The rise of antibiotic resistance and declining discovery of new antibiotics has created a global health crisis. Of particular concern, no new antibiotic classes have been approved for treating Gram-negative pathogens in decades. Here, we characterize a compound, SCH-79797, that kills both Gram-negative and Gram-positive bacteria through a unique dual-targeting mechanism of action (MoA) with undetectably low resistance frequencies. To characterize its MoA, we combined quantitative imaging, proteomic, genetic, metabolomic, and cell-based assays. This pipeline demonstrates that SCH-79797 has two independent cellular targets, folate metabolism and bacterial membrane integrity, and outperforms combination treatments in killing methicillin-resistant Staphylococcus aureus (MRSA) persisters. Building on the molecular core of SCH-79797, we developed a derivative, Irresistin-16, with increased potency and showed its efficacy against Neisseria gonorrhoeae in a mouse vaginal infection model. This promising antibiotic lead suggests that combining multiple MoAs onto a single chemical scaffold may be an underappreciated approach to targeting challenging bacterial pathogens.

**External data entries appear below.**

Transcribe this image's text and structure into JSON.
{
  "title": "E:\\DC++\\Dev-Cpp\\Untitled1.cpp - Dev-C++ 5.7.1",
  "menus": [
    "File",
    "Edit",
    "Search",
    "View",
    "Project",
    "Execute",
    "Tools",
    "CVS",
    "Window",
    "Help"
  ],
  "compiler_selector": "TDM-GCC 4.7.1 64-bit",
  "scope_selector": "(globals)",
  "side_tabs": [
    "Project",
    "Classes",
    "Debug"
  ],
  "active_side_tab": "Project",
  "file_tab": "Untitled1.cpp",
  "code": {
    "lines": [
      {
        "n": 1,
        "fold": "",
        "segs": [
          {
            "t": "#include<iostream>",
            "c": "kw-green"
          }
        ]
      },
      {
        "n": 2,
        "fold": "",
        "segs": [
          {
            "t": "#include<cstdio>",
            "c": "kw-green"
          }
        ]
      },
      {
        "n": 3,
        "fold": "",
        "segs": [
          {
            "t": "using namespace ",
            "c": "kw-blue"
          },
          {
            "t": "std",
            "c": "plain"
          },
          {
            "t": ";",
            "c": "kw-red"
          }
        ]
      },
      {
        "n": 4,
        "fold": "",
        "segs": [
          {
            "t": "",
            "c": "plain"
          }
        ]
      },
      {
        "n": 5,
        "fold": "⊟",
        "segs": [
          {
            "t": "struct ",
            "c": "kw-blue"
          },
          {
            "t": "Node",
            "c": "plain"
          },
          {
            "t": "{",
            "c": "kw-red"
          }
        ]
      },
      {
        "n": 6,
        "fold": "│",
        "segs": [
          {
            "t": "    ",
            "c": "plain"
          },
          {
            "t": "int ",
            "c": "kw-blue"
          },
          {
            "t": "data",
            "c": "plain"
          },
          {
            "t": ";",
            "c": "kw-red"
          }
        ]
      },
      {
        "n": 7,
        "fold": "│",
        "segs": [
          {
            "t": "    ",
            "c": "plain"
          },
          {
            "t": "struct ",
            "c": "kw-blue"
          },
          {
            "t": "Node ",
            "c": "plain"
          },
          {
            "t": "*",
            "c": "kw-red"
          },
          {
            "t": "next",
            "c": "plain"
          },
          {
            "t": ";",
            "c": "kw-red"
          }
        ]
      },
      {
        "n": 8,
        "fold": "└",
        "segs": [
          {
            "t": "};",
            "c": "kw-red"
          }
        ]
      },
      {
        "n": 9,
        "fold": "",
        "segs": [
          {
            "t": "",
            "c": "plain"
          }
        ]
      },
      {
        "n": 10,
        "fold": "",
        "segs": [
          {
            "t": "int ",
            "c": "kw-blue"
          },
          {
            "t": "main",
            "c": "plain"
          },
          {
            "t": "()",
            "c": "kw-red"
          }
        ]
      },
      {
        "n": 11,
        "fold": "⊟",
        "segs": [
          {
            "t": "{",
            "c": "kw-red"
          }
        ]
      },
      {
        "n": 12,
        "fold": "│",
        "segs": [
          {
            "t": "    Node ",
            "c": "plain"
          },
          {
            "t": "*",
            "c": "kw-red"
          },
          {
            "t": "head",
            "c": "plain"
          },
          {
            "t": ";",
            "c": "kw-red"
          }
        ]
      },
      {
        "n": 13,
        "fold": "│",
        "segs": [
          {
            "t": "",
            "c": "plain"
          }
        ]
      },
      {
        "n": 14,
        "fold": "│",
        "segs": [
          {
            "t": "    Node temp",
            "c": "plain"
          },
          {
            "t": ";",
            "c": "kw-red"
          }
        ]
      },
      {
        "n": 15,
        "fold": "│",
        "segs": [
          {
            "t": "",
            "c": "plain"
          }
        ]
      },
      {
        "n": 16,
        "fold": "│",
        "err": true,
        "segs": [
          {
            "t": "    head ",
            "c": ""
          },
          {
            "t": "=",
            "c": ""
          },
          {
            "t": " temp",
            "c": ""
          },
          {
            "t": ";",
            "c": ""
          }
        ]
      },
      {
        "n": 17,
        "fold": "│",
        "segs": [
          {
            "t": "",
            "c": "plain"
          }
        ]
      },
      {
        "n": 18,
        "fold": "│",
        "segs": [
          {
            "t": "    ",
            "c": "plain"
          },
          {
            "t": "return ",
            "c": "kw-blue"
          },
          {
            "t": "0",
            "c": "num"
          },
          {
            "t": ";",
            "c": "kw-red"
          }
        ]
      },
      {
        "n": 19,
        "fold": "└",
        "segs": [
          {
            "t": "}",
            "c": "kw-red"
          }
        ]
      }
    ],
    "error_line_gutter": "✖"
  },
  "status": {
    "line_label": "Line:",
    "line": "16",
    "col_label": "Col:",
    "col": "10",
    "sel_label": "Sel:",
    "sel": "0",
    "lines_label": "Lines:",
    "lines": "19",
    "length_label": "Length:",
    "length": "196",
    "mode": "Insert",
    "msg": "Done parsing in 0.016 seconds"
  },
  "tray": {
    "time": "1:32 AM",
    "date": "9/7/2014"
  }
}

抗生素耐药性的上升和新抗生素的发现数量下降，造成了全球性健康危机。特别值得关注的是，数十年来，没有新的抗生素类别被批准用于治疗革兰氏阴性病原体。在这里，我们描述了一种化合物SCH-79797，它通过独特的双重靶向作用机制（MoA）杀死了革兰氏阴性菌和革兰氏阳性菌，耐药频率极低。为了表征其MoA，我们结合了定量成像，蛋白质组学，遗传学，代谢组学和基于细胞的检测方法。该研究表明SCH-79797具有两个独立的细胞靶点，叶酸代谢和细菌膜完整性，并且在杀死耐甲氧西林的金黄色葡萄球菌方面优于联合治疗（MRSA）持久性。我们以SCH-79797的分子核心为基础，开发了具有增强效力的衍生物Irresistin-16，并在小鼠阴道感染模型中显示了其对淋病奈瑟氏球菌的功效。这种有前途的抗生素线索表明，将多个MoAs组合到单个化学支架上可能是针对挑战性细菌病原体的一种未被充分认识的方法。